Rule of thumb: a query (passed to all) decides which rows are fetched; a collection helper (.where) refines what you already have.

Errors

Failures surface as a small, typed error tree rooted at DataError — and they’re always thrown, never swallowed into a null, so you always know what went wrong:

ErrorMeans
HttpErrora non-success HTTP response (carries status, url)
NetworkErrorthe request never completed (offline, DNS, refused)
AuthErrorauthentication/authorization failed (401/403)
NotFoundErroryou tried to update() a record that doesn’t exist
ConfigErrora required config/adapter wasn’t provided
StorageErrorthe local database failed
import { DataError, NetworkError } from '@sublime-ui/framework';

try {
await note.save();
} catch (e) {
if (e instanceof NetworkError) showOfflineBanner();
else if (e instanceof DataError) report(e); // catches the whole family
throw e;
}

Reactive reads surface the same error via collection.error, with refetch() to retry. (ApiError remains as a deprecated alias of HttpError.)

Persistence & platforms

Local-DB models work across platforms with one line — the right database is chosen automatically:

import { configureSublime } from '@sublime-ui/framework';
import { createDatabaseAdapter } from '@sublime-ui/storage';

configureSublime({
platform, // 'web' | 'mobile' | 'desktop'
databaseAdapter: createDatabaseAdapter(), // resolves per platform
// baseURL / tokenProvider — only if you use HttpGateway
});

createDatabaseAdapter() resolves the same way Sublime UI components do — the bundler picks the platform’s implementation:

  • Web → IndexedDB
  • Mobile → SQLite (expo-sqlite)
  • Desktop → SQLite (better-sqlite3), reached through the desktop native bridge; the web build automatically upgrades to it when running in the desktop shell.
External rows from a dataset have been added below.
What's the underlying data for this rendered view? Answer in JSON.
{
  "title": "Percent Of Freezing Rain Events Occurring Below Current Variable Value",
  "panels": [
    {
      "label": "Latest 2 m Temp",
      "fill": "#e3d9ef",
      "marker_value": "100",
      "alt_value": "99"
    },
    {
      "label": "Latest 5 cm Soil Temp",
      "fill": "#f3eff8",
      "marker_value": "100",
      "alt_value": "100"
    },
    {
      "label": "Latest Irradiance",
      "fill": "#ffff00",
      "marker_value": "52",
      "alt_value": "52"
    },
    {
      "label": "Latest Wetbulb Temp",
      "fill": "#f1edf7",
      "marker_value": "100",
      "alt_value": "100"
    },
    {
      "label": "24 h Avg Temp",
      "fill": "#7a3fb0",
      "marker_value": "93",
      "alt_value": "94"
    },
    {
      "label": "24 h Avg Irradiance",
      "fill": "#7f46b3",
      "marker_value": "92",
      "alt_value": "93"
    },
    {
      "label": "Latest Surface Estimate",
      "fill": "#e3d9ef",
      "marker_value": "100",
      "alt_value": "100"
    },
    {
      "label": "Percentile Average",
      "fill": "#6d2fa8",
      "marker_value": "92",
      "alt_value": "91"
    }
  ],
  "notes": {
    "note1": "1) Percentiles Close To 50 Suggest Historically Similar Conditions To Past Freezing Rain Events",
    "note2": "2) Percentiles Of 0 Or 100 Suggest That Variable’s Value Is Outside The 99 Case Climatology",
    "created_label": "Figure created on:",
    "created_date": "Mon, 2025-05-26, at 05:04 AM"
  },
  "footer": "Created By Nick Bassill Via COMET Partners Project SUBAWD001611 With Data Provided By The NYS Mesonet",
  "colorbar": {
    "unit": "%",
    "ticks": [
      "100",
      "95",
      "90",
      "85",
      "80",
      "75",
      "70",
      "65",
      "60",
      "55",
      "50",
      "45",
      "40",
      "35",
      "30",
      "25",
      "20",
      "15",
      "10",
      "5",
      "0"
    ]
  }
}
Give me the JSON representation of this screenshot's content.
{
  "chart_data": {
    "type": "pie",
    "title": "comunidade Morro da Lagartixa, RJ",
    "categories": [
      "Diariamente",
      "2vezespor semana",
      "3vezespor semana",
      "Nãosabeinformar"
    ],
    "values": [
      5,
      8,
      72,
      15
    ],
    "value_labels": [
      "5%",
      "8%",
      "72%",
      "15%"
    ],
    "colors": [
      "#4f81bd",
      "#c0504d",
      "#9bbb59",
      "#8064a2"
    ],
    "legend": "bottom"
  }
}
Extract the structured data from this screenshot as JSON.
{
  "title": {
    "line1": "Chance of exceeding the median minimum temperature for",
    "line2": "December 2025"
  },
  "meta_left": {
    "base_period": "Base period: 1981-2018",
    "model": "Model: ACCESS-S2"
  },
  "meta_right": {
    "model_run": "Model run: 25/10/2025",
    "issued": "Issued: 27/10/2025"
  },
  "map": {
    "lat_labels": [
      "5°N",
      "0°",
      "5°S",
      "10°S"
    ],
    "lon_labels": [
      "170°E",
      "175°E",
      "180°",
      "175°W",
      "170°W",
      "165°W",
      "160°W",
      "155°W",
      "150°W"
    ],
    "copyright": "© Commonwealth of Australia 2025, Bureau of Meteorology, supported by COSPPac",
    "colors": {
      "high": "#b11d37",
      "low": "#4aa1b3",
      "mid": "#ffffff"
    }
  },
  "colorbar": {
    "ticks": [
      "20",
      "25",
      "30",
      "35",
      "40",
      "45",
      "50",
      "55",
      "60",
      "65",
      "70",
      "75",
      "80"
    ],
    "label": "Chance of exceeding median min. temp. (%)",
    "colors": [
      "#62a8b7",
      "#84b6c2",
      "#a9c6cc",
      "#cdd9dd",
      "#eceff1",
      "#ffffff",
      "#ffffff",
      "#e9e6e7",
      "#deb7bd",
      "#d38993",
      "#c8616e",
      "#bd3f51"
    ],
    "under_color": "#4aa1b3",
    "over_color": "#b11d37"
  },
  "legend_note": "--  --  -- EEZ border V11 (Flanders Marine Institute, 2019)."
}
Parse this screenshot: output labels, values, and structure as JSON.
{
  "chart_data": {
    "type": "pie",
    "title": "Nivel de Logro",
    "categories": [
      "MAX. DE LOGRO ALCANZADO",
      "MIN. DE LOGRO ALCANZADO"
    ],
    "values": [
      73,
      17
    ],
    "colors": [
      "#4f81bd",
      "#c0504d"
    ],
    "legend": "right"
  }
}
Native database code never enters the web bundle, and the framework core stays free of any platform-specific imports.

Things to know (assumptions)

  • No schema, no migrations. Local data is stored as JSON documents keyed by id, so adding a declare field never needs a migration. (SQLite uses a (id, doc) table with json_extract; IndexedDB uses native object stores.)
  • The store holds plain JSON only — model instances are ephemeral views created on read. This keeps state serializable and cross-platform syncable.
  • IDs: local backends generate string UUIDs on create; REST models usually get server-assigned ids. Because identity is matched exactly, switching a model’s backend is a data-migration boundary, not a transparent swap.
  • call() is REST-only — it has no meaning when the source of truth is Redux or a local DB, and will throw on a non-HTTP model.
  • resource is a logical name everywhere; only HttpGateway treats it as a URL path.